Salesforce Warns ShinyHunters: There is a serious threat campaign going on right now that is going after Experience Cloud sites that are not set up correctly This article explores sensitive information shinyhunters. . The infamous hacker group ShinyHunters has taken credit for a huge data theft operation that took advantage of guest user settings that were too open, affecting hundreds of well-known companies.
Salesforce's Cyber Security Operations Center says that this campaign does not depend on a flaw in the Salesforce platform itself. Instead, it takes advantage of mistakes made by customers. In a standard Experience Cloud setup, a guest user profile lets people who aren't logged in see public data. But when these profiles are set up wrong and have too many permissions, sensitive internal records are made public.
The threat actors are using a modified version of Aura Inspector, an open-source tool that Mandiant made for security auditing, to scan a lot of public sites at once. The standard tool can find risks of data exposure, but ShinyHunters made their own version that can actively extract data. By probing certain exposed API endpoints, attackers can directly query Salesforce CRM objects without logging in to get sensitive information.

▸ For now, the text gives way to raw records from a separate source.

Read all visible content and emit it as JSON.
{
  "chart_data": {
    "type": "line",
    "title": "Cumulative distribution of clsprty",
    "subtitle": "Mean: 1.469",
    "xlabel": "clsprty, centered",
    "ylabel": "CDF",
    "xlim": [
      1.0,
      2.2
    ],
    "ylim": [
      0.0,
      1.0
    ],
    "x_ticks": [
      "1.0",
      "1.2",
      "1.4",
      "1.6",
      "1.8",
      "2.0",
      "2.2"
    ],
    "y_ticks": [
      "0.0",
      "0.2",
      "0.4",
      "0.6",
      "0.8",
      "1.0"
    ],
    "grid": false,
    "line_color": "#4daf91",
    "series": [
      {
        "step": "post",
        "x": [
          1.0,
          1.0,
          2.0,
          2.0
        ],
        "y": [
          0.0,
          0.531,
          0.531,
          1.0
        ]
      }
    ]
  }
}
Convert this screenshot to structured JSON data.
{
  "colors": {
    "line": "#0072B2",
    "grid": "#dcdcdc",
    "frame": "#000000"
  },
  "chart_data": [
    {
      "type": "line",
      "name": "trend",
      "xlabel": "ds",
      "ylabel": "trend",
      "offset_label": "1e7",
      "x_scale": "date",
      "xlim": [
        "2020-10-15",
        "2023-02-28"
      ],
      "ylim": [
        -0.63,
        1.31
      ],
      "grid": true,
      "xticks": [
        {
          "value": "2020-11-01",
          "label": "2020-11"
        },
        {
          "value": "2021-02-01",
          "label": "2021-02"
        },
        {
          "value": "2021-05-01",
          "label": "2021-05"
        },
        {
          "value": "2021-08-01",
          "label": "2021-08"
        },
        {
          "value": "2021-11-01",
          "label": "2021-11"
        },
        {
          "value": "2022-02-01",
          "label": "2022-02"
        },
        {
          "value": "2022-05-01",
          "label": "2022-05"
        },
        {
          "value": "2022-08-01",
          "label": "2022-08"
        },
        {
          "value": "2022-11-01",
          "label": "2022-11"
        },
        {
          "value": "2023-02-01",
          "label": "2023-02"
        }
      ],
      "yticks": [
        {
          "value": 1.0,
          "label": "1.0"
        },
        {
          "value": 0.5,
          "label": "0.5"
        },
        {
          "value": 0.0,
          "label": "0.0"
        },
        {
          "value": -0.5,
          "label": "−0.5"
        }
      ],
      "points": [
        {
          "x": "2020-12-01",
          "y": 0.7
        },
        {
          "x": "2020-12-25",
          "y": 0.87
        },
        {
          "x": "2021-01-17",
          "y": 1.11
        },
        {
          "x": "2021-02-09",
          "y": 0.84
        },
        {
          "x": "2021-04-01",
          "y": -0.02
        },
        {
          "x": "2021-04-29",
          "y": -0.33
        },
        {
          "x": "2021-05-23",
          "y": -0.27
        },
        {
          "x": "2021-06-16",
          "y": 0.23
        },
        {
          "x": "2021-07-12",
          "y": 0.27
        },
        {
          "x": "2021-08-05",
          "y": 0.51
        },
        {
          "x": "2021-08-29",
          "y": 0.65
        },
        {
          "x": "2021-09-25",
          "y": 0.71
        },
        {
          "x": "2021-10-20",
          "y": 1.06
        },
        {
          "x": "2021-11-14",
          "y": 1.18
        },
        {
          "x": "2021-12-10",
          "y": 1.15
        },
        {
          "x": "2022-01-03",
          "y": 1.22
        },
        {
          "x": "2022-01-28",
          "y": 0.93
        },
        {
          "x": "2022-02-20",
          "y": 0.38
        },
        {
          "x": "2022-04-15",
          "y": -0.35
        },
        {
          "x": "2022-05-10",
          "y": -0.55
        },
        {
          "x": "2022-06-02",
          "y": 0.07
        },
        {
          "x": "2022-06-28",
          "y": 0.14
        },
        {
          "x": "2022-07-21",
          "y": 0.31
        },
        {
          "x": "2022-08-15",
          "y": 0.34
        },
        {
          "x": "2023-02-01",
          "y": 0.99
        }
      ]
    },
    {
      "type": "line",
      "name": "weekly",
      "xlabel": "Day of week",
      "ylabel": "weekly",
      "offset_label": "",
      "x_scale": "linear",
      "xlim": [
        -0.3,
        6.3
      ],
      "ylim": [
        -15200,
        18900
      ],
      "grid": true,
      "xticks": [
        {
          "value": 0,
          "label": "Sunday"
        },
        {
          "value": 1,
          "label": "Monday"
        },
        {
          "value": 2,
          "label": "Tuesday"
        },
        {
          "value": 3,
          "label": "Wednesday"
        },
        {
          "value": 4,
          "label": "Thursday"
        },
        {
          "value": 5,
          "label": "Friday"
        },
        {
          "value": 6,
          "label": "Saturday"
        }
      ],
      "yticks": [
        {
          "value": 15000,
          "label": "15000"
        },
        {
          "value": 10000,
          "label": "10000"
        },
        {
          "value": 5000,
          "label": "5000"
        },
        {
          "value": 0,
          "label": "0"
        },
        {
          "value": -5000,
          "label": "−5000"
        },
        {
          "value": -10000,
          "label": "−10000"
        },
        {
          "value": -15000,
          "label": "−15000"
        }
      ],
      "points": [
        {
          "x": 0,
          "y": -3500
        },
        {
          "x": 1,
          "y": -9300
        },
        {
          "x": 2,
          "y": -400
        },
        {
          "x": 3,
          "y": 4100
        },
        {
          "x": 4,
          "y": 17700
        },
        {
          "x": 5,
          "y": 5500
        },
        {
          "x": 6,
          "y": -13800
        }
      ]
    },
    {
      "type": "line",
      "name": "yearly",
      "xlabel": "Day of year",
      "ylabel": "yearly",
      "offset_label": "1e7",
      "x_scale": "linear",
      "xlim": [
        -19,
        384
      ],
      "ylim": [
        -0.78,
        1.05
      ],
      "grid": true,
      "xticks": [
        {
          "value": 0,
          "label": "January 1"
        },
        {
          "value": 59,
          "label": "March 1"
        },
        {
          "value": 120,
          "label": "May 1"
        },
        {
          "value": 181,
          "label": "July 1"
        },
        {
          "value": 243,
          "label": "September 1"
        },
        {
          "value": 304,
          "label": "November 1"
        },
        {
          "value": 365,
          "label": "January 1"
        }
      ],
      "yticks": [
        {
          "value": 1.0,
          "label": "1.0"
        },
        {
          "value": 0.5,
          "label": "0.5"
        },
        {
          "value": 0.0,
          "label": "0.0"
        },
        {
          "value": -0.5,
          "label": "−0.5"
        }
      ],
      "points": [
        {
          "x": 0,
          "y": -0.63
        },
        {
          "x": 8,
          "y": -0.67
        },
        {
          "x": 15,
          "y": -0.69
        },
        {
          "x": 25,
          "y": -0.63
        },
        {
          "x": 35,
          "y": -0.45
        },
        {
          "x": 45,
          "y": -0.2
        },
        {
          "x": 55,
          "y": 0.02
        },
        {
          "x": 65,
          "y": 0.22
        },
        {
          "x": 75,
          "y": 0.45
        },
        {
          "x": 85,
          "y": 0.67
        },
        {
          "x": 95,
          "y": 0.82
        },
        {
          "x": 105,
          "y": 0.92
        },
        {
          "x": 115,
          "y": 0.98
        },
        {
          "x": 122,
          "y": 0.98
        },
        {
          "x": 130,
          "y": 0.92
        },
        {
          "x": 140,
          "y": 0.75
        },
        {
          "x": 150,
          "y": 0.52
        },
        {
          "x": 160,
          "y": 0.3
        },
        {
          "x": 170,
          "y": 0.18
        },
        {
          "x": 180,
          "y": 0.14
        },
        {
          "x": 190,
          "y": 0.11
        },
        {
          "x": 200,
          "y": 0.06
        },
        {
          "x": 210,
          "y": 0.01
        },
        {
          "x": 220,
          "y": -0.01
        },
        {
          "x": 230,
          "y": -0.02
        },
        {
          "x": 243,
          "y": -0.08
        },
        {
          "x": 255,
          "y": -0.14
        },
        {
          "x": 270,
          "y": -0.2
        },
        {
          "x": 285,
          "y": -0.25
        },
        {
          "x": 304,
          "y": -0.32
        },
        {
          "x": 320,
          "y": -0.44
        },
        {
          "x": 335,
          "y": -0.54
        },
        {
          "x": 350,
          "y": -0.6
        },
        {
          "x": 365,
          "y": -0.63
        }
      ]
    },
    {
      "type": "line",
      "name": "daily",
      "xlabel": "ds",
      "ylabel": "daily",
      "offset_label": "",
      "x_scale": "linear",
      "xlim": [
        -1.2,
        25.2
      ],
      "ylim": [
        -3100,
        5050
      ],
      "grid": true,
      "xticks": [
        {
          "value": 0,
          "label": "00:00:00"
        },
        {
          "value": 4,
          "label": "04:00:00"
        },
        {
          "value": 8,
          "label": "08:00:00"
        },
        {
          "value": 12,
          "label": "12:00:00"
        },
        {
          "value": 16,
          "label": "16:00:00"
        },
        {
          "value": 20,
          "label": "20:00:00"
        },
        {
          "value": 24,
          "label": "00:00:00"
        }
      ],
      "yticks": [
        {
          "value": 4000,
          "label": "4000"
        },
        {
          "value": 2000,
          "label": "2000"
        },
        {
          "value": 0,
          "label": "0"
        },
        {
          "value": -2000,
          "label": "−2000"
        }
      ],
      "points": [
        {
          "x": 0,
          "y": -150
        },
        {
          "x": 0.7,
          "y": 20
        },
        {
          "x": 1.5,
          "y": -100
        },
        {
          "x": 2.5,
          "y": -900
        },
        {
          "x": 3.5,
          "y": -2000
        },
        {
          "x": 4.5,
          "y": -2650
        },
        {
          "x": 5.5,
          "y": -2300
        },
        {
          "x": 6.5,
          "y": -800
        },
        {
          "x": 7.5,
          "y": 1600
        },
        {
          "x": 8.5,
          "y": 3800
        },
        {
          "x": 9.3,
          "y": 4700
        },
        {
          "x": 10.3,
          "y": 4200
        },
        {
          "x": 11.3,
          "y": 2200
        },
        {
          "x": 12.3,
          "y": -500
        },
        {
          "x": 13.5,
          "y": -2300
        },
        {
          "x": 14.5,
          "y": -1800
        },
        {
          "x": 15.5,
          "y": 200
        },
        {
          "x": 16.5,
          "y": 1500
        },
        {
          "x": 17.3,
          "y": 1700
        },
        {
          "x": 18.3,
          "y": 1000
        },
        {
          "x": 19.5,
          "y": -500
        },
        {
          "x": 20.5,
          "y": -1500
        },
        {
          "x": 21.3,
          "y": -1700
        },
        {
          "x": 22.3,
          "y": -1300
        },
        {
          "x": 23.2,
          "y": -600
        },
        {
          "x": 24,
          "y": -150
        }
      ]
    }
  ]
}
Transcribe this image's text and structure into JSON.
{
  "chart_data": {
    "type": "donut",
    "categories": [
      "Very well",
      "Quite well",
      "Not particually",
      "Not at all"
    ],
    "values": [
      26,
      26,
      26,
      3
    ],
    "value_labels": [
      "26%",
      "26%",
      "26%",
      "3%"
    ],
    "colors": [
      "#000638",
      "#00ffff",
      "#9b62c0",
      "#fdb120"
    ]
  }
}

ShinyHunters says it has hacked into up to 400 websites and about 100 well-known businesses. Follow-up targeted social engineering and voice phishing attacks are made easier by the stolen data, which often includes personal information like names and phone numbers. The group is also using its well-known extortion methods, saying that if the ransoms aren't paid, they will publish the stolen business data on dark web leak sites.
Getting to the Bottom of the Data Access Problem Salesforce uses a layered security model that includes object access, record access, field-level security, and field value masking. If any of these layers are set up too broadly for guest users, the whole chain is broken. This lets attackers get around interface restrictions and get unmasked data straight from the backend database.
Salesforce says that administrators need to immediately switch to a least privilege access model to keep their environments safe. Some important defensive actions are: Disable Public APIs: This is the change that will have the most effect. Organizations should uncheck the box that lets guest users access public APIs. This will immediately block unauthenticated queries to the targeted Aura endpoint.
Audit Guest Profiles: Check and limit guest user access to only the objects and fields that are absolutely necessary for the site to work. Set Defaults to Private: Make sure that the default setting for external object access is private so that guest users can't see records unless there are clear rules for sharing. Limit Internal Visibility: Turn off portal and site user visibility settings to stop attackers from finding out who works for your organization.
Turn off self-registration: Turn off public account creation if you don't need it. This will stop attackers from getting into your account as a guest and then getting into a real account. Companies that use Salesforce Experience Cloud need to quickly check their environments. To protect against this ongoing campaign, it's important to properly secure guest user settings.